U.S. Presidential candidate Ron Paul drew a massive crowd to his campaign rally at the University of California, San Diego (UCSD) on Friday, and Digital Journal was there to capture every minute.
UCSD Youth for Paul sponsored at the event, which was Paul's last scheduled campaign stop in California before the state's primary election on June 5. San Diego 6 News estimated there were around 5,000 people in attendance.
Known for decades as an ardent defender of freedom of speech, Paul focused on the issue early in Friday's speech. "I want to make sure the First Amendment is protected on the Internet as well!" he declared, signaling his opposition to the invasive SOPA and CISPA bills. The audience responded with thunderous applause.
"The seeds have been planted," Paul said. "There is no way they can silence the freedom movement today."
As he has done at previous campaign events, Paul pointed out the economic benefits that the U.S. would retain if Congress had followed the Constitution when it comes to waging war:
"Just think, how many wars would have been fought since World War II? None! Just think of how much money we would've saved... how much richer we would be... how much less debt we would have. Think how much less pervasive this whole notion of deficit spending would be. This country would be so much wealthier. So obey the Constitution and we would have a lot less wars."
Thousands look on as Ron Paul delivers a campaign speech at the University of California, San Diego.
Paul also spoke out on issues that made headlines last week, including the scandal surrounding Daniel Chong, a UCSD student who was locked up for five days without food or water by the Drug Enforcement Agency (DEA). "It's done in the name of being a compassionate conservative, and that's not compassionate at all," Paul stated. "If any agent of the government abuses the rights of the individual, they are personally liable and should be sued."
So many people attended the Ron Paul rally at UCSD that the crowd looked like a sea of faces.

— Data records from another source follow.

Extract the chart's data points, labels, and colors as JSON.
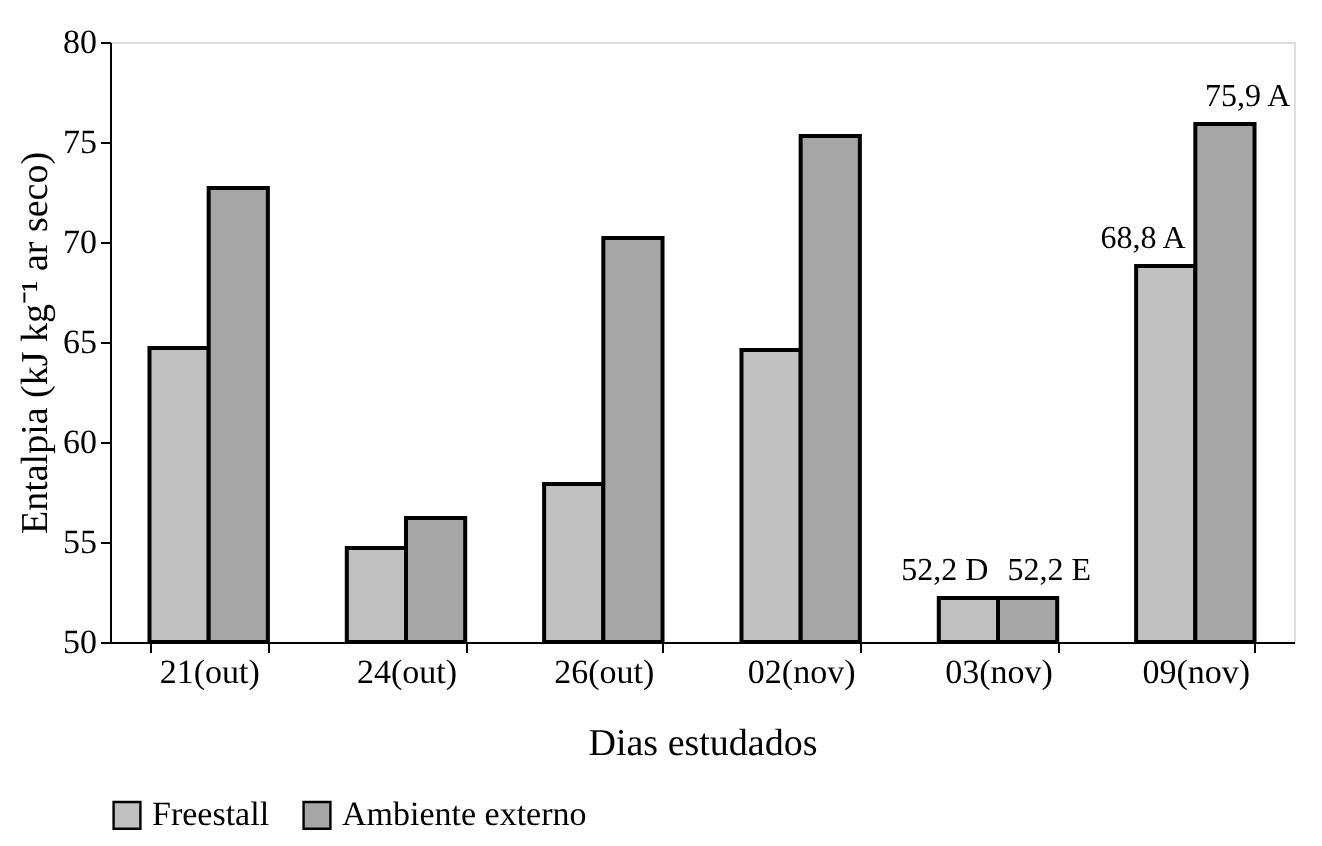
{
  "chart_data": {
    "type": "bar",
    "xlabel": "Dias estudados",
    "ylabel": "Entalpia (kJ kg⁻¹ ar seco)",
    "categories": [
      "21(out)",
      "24(out)",
      "26(out)",
      "02(nov)",
      "03(nov)",
      "09(nov)"
    ],
    "series": [
      {
        "name": "Freestall",
        "color": "#c0c0c0",
        "values": [
          64.7,
          54.7,
          57.9,
          64.6,
          52.2,
          68.8
        ],
        "value_labels": [
          null,
          null,
          null,
          null,
          "52,2 D",
          "68,8 A"
        ]
      },
      {
        "name": "Ambiente externo",
        "color": "#a6a6a6",
        "values": [
          72.7,
          56.2,
          70.2,
          75.3,
          52.2,
          75.9
        ],
        "value_labels": [
          null,
          null,
          null,
          null,
          "52,2 E",
          "75,9 A"
        ]
      }
    ],
    "ylim": [
      50,
      80
    ],
    "yticks": [
      50,
      55,
      60,
      65,
      70,
      75,
      80
    ],
    "grid": false,
    "legend": "bottom"
  }
}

In addition, Paul addressed the wrangling between the U.S and China over Chen Guangcheng, the blind Chinese dissident who sought refuge in the U.S Embassy in Beijing, as reported by the Los Angeles Times. Paul took issue with U.S. politicians who see this as an opportunity to demagogue about China's human rights abuses. "How much authority do we have and how much benefit do you think we have in lecturing and changing China?" he asked. "At the same time, what's happening to the civil liberties of individuals here in this country?"
"We have to cancel this notion out that the federal government -- any government -- can protect us from ourselves," Paul declared.
While most of the media has crowned Presidential candidate Mitt Romney as the presumptive GOP nominee, the Paul campaign continues to accelerate, gaining a plurality of delegates in Iowa, Minnesota and several other states over the last month, according to Politico and the Huffington Post. If the enthusiam displayed by Paul supporters on Friday continues to grow, the Romney campaign could be in for a surprise in August.